Vivimos en un país cuya Corte Suprema dijo hace 10 años que tener drogas para consumirlas personalmente, por las razones que cada uno quiera, no puede ser delito. No por capricho, sino porque eso viola la Constitución y un conjunto de derechos humanos que hacen a nuestra democracia. Consumir drogas y  tenerlas a disposición es una acción privada que hace a la autodeterminación personal y soberanía sobre nuestros propios cuerpos, que nunca puede ser objeto de criminalización. Despenalizar la tenencia de drogas y otras conductas relacionadas al consumo, no es una opción política, es una obligación constitucional.

La despenalización elimina la condición de rehenes de los mercado ilegales, pero también de las policías y las políticas mesiánicas que ofrecen sacrificialmente nuestras libertades como muestra del acatamiento a intereses geoestratégicos de corte imperial.
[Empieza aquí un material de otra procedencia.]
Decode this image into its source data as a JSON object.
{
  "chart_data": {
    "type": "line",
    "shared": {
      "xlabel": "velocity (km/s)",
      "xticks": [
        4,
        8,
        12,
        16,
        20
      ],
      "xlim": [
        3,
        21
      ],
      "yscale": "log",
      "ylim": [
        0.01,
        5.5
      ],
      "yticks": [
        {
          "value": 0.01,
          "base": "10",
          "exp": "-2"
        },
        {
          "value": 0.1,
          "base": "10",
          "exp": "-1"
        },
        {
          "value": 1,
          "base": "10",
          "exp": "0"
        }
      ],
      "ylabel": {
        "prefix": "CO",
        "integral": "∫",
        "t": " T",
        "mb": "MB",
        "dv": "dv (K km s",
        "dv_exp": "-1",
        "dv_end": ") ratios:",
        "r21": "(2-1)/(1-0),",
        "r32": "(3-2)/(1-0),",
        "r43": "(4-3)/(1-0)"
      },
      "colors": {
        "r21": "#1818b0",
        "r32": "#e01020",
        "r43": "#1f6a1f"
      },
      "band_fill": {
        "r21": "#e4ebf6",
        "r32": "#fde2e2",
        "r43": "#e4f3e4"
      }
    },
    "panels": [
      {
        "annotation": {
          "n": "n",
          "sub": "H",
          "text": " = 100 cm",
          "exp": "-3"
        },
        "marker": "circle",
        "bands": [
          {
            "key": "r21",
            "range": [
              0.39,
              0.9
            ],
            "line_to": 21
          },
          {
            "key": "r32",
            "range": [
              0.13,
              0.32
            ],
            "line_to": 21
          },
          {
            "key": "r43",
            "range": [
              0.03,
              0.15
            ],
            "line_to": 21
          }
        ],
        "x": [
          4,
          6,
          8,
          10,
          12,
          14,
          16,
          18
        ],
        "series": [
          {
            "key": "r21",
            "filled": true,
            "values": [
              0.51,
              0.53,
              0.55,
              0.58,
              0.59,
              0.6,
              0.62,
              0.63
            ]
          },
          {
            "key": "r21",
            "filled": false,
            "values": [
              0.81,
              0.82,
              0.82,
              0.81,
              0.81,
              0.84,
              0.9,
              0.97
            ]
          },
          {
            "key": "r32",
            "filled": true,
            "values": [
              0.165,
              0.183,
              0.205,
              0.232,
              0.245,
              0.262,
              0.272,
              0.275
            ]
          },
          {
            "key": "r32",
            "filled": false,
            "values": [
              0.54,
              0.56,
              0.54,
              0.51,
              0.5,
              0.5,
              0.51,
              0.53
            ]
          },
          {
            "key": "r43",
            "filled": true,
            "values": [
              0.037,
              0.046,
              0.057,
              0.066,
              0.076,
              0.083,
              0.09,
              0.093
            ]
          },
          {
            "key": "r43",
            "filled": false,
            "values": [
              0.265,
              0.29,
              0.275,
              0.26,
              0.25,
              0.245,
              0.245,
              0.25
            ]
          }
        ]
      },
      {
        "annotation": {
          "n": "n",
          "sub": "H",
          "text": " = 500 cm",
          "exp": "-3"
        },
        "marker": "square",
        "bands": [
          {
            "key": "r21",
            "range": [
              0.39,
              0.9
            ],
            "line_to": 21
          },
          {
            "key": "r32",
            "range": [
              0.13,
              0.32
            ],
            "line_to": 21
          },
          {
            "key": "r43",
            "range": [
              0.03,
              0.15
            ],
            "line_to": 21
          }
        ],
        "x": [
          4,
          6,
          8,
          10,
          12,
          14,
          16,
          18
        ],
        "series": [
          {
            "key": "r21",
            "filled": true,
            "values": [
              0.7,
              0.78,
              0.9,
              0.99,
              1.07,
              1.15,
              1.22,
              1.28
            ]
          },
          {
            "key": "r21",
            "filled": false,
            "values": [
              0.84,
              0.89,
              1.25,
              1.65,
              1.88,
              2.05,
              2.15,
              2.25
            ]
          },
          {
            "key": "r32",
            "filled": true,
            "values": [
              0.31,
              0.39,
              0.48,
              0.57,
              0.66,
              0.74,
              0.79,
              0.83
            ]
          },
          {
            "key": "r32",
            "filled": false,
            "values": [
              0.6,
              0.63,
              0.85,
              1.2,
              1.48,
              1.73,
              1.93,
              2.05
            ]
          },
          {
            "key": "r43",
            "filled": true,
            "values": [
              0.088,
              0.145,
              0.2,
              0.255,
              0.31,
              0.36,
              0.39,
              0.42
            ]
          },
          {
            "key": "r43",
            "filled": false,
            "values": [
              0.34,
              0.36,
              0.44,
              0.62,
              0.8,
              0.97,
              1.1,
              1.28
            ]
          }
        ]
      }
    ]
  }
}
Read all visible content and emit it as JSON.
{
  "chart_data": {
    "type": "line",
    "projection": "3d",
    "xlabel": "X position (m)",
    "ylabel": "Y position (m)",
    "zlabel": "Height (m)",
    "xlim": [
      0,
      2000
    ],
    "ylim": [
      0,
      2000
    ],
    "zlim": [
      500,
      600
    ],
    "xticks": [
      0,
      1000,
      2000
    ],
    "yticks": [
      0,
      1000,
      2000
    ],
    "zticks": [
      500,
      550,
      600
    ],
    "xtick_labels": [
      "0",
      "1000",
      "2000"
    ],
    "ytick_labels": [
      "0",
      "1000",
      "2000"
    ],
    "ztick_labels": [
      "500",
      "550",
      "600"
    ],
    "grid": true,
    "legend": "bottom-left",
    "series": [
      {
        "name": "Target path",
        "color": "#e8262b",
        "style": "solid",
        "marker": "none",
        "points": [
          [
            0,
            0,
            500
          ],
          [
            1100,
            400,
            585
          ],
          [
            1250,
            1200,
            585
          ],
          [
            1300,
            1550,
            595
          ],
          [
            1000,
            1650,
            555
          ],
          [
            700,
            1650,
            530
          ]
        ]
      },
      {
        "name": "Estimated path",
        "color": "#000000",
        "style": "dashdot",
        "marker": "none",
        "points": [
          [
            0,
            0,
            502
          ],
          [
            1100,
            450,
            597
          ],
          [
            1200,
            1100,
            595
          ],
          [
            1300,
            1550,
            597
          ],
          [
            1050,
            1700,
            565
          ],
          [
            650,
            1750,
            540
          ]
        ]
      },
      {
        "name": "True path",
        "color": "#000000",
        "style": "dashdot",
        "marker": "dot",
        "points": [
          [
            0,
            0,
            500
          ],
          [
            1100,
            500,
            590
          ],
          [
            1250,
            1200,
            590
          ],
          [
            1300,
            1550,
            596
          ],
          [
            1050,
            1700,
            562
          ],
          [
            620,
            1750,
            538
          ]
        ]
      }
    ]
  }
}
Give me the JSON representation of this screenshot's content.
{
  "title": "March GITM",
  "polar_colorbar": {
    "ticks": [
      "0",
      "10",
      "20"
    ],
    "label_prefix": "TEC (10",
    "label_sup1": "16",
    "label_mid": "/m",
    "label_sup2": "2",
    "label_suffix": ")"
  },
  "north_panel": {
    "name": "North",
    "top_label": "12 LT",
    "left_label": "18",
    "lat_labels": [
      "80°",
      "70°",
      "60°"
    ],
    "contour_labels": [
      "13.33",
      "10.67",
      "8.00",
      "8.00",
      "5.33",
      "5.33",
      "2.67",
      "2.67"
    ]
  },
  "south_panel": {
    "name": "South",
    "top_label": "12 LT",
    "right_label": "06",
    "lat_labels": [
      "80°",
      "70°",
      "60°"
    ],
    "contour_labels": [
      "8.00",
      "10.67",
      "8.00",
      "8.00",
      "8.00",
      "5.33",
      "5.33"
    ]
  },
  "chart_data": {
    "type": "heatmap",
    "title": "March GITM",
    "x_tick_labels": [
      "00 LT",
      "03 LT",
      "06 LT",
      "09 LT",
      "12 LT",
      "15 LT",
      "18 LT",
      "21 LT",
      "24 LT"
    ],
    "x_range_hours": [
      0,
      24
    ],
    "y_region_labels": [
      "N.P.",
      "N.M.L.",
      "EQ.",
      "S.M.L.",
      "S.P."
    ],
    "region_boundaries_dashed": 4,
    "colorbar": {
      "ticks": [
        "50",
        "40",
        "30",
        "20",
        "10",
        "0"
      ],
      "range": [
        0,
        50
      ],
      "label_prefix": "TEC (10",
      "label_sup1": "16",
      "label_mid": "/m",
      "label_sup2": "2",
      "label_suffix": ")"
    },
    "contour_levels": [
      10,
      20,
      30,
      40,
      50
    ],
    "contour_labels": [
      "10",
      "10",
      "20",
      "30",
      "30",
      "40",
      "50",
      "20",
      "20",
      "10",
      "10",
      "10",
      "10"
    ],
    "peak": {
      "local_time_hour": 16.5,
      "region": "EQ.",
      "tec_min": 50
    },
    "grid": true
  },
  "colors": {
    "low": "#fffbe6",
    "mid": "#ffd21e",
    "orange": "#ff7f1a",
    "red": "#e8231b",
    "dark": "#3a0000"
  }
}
Alcanza con correlacionar la existencia de procedimientos fraguados o expansión del aparato punitivo sobre personas que consumen, en aquellos lugares donde incluso se formaliza el incentivo en asignación presupuestaria. Los costos habituales de esos “incentivos” suelen ser corrupción, violación de derechos humanos, estigmatización de comunidades enteras con espectacularización televisiva mediante. Esa perversidad de incentivar incautaciones y detenciones sin control como condición para la política presupuestaria, funciona hacia el interior de los Estados y como mecanismo de presión desde el centro a lo que es considerado regionalmente, periferia. Allí  también, como muestran análisis como los de Michelle Alexander, hay que buscar las razones por las cuales se viene expandiendo a escala planetaria la tasa de encarcelamiento con sus clásicos sesgos sexistas, clasistas y raciales.

Los abordajes criminalizantes y demagógicos como los desarrollados hasta la actualidad, no han traído más que fracasos anunciados a nivel mundial, creciendo exponencialmente los consumos de sustancias, incrementando el negocio ilegal en manos del crimen organizado, afectando innumerable cantidad de derechos humanos de la población usuaria y corrompiendo la institucionalidad de nuestros países, entre algunos de sus efectos adversos. Es lo que se denomina “el fracaso de la prohibición” y la realidad por la cual avanzan abordajes regulatorios de las sustancias hasta en los países que fueron mentores del prohibicionismo a nivel mundial. Abordajes más sensatos, humanitarios y realistas, aunque no sean tan redituables en términos de demagogia punitiva electoral.

También el horizonte de recuperación de derechos que nos proponen deberá ocuparse de este frente, que no involucra a algunxs, es con Todxs.